Kuzeydoğu Bulgaristan’daki tarih öncesi tuz üretimi merkezi olan Provadia-Solnitsata’da yapılan kazılar sırasında MÖ 5. yüzyıldan kalma bir İskit savaşcısına ait benzersiz bir kemik İskit asası keşfedildi.
İskitler, MÖ yedinci yüzyılda Tuna’ya gelen yarı bozkır halkıydı. Günümüz Bulgaristan’ına girdiler, ancak yerlilerle savaştıklarına dair hiçbir kanıt yok. M.Ö. 5. yüzyıldan sonra Traklılarla karşı karşıya geldiklerine dair bilgiler var.

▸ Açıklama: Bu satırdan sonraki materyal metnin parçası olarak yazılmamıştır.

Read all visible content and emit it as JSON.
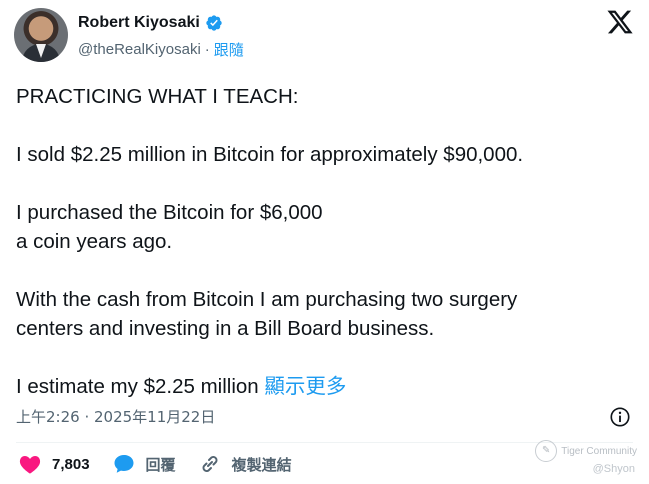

Bulgar arkeoloji ekibi Profesör Vassil Nikolov tarafından yönetiliyor. Asa, Violeta Stoitsova ve Kalina Samichkova tarafından incelenen bir mezarda bulundu.

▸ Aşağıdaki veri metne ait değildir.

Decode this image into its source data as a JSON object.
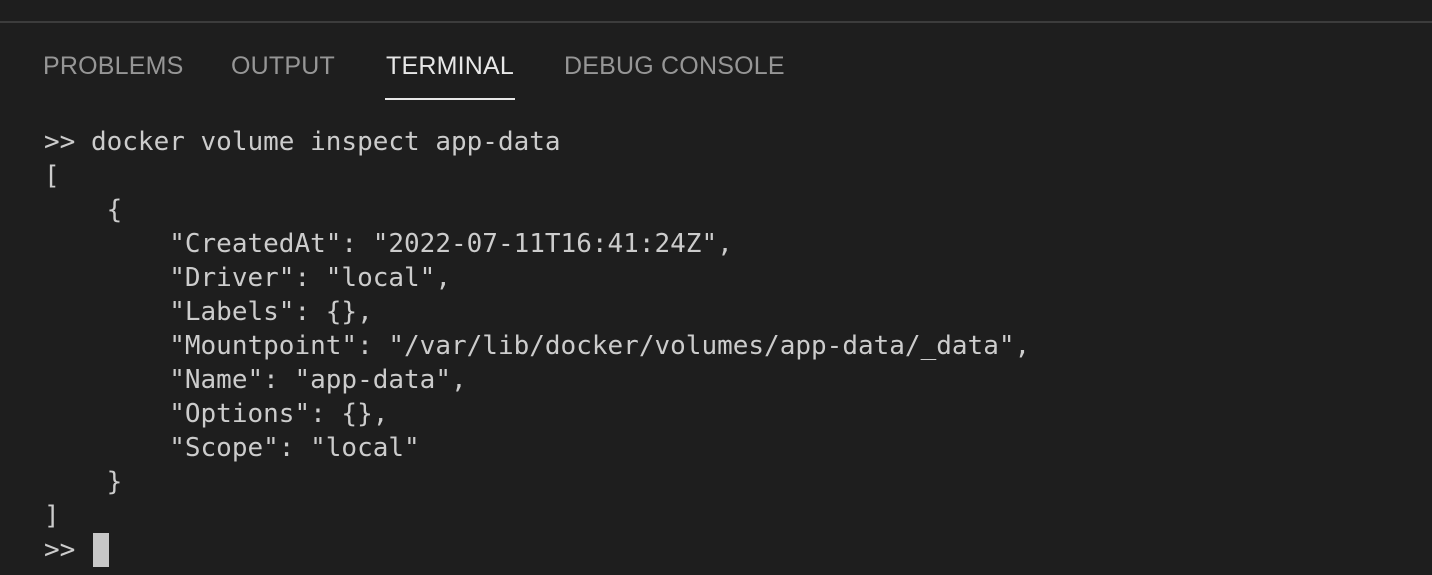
{
  "top_ghost_text": "",
  "panel": {
    "tabs": [
      {
        "label": "PROBLEMS",
        "active": false
      },
      {
        "label": "OUTPUT",
        "active": false
      },
      {
        "label": "TERMINAL",
        "active": true
      },
      {
        "label": "DEBUG CONSOLE",
        "active": false
      }
    ]
  },
  "terminal": {
    "lines": [
      ">> docker volume inspect app-data",
      "[",
      "    {",
      "        \"CreatedAt\": \"2022-07-11T16:41:24Z\",",
      "        \"Driver\": \"local\",",
      "        \"Labels\": {},",
      "        \"Mountpoint\": \"/var/lib/docker/volumes/app-data/_data\",",
      "        \"Name\": \"app-data\",",
      "        \"Options\": {},",
      "        \"Scope\": \"local\"",
      "    }",
      "]"
    ],
    "prompt": ">>"
  },
  "colors": {
    "background": "#1e1e1e",
    "text": "#cccccc",
    "tab_inactive": "#969696",
    "tab_active": "#e7e7e7"
  }
}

Profesör Vassil Nikolov, Bulgar Haber Ajansı’na (BTA) verdiği demeçte, İskit mezarlarının bugünün Kuzeydoğu Bulgaristan’ında çok nadir görülen bir şey olduğunu, şimdiye kadar sadece dört veya beş tanesinin keşfedildiğini söyledi.

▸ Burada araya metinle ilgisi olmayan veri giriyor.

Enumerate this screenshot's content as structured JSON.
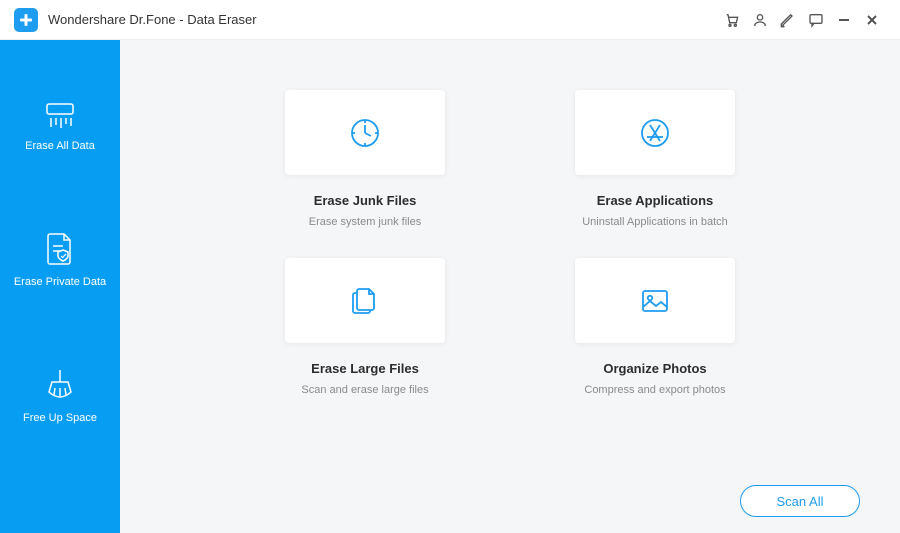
{
  "app": {
    "title": "Wondershare Dr.Fone - Data Eraser"
  },
  "sidebar": {
    "items": [
      {
        "label": "Erase All Data"
      },
      {
        "label": "Erase Private Data"
      },
      {
        "label": "Free Up Space"
      }
    ]
  },
  "cards": [
    {
      "title": "Erase Junk Files",
      "sub": "Erase system junk files"
    },
    {
      "title": "Erase Applications",
      "sub": "Uninstall Applications in batch"
    },
    {
      "title": "Erase Large Files",
      "sub": "Scan and erase large files"
    },
    {
      "title": "Organize Photos",
      "sub": "Compress and export photos"
    }
  ],
  "actions": {
    "scan_all": "Scan All"
  },
  "colors": {
    "accent": "#079df2",
    "icon_blue": "#1e9cf0"
  }
}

Nikolov, kazılan çukurun şimdiye kadar bulunanlardan farklı olduğunu açıkladı. İskit savaşçının mezarının şekli, içi boş bir kısmı olan bir botu andırıyor. Görünüşe göre daha sonraki zamanlarda kazıldı, ancak insanlar bugün kayıp olan adamın iskeletinin kafatasını ve üst kısmını gördüler ve hemen durdular, diye açıkladı Nikolov.
İskitler için ataların mezarlarına saygı çok önemliydi. Bu mezarlardan birine zarar veren herkes İskitlere zarar vermiş olacaktı. Belki de mezarı kazan insanlar, orada yatan kişinin önemli bir İskit olduğunu anlamış ve mezarı yağmalamadan terk etmişlerdir.
Arkeologlar, “o zamanın sanatının inanılmaz bir başarısı” olarak nitelendirdiği kemik asanın dışında insan kemiklerinin yanında bir at, demir bir bıçak, küçük bir köpek ve bir kaplumbağa kemikleri de buldular.
İskitlerin kemik oymacılığı sanatında olağanüstü gelenekleri vardı. Asa 39 santimetre uzunluğundadır. Sap, birbirine yapıştırılmış iki parça kemikten yapılmıştır. Asanın başı ve sapı arasındaki bağlantı çok hassas bir şekilde hazırlanmış. Bir taraftan bakıldığında bir kartalın gagasına benziyor, ancak diğer yandan eski zanaatkar, gaganın şapka gibi göründüğü antropomorfik bir görüntü oydu.
Nikolov, asa, ustalarının becerilerinin kanıtı olduğunu belirtti ve muhtemelen küçük bir askeri birliğin askeri komutanına ait olduğunu da sözlerine ekledi.
“Şimdiye kadar bulunanlar genellikle haç biçimindedir ve üst kısmı ornitomorfik (Antik sanatta kuşa benzeyen bir figür) şeklindedir. Çoğu zaman zanaatkarlar bir kartal oydular çünkü bu kuş İskit dini-mitolojik sisteminin bir parçası” dedi.